Why are flashcards effective for learning preeclampsia nursing care?

Flashcards are particularly effective for preeclampsia because the topic involves numerous interconnected concepts requiring rapid recall. Diagnostic criteria involve multiple specific blood pressure values, proteinuria measurements, and severe feature definitions that benefit from repetition.

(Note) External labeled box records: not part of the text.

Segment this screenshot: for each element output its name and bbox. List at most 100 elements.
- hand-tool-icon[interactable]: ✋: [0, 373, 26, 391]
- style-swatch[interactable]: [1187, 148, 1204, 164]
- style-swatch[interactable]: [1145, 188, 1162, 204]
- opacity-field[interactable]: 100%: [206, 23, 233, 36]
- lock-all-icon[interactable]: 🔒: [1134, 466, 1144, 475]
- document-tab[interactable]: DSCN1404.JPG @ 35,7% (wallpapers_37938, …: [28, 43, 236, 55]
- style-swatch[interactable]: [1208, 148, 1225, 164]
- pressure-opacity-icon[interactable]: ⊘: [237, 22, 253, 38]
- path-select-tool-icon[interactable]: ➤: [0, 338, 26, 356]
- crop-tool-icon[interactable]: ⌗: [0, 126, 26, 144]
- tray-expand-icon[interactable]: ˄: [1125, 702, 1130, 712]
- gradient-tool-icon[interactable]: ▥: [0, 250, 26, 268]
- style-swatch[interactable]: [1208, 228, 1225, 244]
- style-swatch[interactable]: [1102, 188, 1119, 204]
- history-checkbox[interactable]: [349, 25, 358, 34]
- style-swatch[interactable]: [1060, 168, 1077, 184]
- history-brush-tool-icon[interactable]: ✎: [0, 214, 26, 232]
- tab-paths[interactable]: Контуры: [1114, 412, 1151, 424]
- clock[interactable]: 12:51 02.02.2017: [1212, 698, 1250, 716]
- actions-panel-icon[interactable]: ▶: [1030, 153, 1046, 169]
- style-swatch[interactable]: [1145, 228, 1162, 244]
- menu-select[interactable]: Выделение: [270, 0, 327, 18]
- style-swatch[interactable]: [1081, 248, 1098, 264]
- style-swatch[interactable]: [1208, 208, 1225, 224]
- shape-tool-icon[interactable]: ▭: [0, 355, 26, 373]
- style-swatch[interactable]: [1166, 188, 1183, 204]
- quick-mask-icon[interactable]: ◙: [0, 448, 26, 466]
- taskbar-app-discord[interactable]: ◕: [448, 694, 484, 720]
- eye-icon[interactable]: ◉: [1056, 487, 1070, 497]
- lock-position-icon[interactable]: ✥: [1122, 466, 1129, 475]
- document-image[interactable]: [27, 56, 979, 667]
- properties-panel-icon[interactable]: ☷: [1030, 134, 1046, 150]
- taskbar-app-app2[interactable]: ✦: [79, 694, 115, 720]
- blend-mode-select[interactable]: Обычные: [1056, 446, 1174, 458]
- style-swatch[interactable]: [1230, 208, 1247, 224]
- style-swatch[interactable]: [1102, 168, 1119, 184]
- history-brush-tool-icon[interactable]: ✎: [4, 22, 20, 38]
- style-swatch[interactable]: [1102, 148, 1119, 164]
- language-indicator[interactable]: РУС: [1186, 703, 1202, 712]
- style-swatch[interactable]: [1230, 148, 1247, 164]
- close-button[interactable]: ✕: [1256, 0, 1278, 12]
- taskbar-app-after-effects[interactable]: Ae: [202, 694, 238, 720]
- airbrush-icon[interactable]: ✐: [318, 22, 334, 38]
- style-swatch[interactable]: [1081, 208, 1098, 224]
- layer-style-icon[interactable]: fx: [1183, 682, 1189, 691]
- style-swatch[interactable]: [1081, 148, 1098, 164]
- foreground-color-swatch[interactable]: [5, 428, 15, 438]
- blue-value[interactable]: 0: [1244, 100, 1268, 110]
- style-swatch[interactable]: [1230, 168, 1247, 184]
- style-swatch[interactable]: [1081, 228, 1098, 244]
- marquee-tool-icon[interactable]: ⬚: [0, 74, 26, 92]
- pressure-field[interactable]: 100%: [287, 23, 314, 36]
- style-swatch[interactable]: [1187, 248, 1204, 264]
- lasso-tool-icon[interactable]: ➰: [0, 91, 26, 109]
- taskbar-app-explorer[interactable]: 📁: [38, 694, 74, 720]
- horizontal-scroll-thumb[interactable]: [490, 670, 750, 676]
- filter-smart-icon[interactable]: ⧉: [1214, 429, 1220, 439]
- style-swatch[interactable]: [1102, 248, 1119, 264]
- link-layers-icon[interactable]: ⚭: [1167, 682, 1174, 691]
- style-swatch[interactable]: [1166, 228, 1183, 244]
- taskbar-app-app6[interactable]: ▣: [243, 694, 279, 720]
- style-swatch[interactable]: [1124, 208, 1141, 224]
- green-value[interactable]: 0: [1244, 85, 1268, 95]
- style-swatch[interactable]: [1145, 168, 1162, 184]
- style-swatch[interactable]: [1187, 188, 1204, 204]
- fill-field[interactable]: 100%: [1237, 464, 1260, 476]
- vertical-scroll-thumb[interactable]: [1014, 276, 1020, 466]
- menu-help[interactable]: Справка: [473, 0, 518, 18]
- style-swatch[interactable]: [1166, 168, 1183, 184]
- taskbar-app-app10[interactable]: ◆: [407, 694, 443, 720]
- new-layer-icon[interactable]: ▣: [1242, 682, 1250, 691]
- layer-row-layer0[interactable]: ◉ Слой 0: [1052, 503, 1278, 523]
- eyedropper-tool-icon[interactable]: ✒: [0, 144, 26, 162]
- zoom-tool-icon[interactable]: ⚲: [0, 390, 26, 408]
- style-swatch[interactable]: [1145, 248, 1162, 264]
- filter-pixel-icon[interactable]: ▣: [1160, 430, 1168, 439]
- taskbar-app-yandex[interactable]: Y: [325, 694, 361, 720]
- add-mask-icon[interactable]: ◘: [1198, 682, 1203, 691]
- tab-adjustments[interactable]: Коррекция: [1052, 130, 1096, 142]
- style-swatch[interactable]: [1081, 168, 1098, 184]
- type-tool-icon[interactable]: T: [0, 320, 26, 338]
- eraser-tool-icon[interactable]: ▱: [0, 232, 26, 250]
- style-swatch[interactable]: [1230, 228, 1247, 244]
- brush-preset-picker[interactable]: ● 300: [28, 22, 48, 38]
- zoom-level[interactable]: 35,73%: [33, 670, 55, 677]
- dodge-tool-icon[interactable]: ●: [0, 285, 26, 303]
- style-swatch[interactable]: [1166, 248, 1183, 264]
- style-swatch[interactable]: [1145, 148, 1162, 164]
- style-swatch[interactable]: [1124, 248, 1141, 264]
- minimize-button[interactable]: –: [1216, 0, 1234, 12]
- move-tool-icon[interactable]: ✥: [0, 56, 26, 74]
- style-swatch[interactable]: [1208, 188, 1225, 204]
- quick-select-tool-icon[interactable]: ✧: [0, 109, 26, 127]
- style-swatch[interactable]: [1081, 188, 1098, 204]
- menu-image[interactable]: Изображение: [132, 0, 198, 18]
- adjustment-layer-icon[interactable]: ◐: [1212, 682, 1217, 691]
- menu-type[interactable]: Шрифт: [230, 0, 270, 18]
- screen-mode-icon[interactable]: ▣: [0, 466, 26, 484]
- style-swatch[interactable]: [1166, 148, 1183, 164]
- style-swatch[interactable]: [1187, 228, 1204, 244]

Medication knowledge requires memorizing doses, routes, administration frequencies, and toxicity signs that are easily learned through spaced repetition. Warning signs indicating eclampsia risk must be instantly recognizable in clinical settings, making flashcard practice invaluable.

Benefits of Active Recall

Differentiation between similar concepts (preeclampsia versus eclampsia versus HELLP) uses active recall, strengthening memory. Flashcards allow self-testing, identifying knowledge gaps requiring further study. The format supports busy nursing students studying in short intervals. Creating flashcards reinforces learning through the act of writing questions and answers.

Flashcard apps provide spaced repetition algorithms that review material at optimal intervals, maximizing retention. For high-stakes exams like NCLEX, flashcard practice builds confidence in quickly recognizing preeclampsia scenarios and selecting appropriate nursing interventions.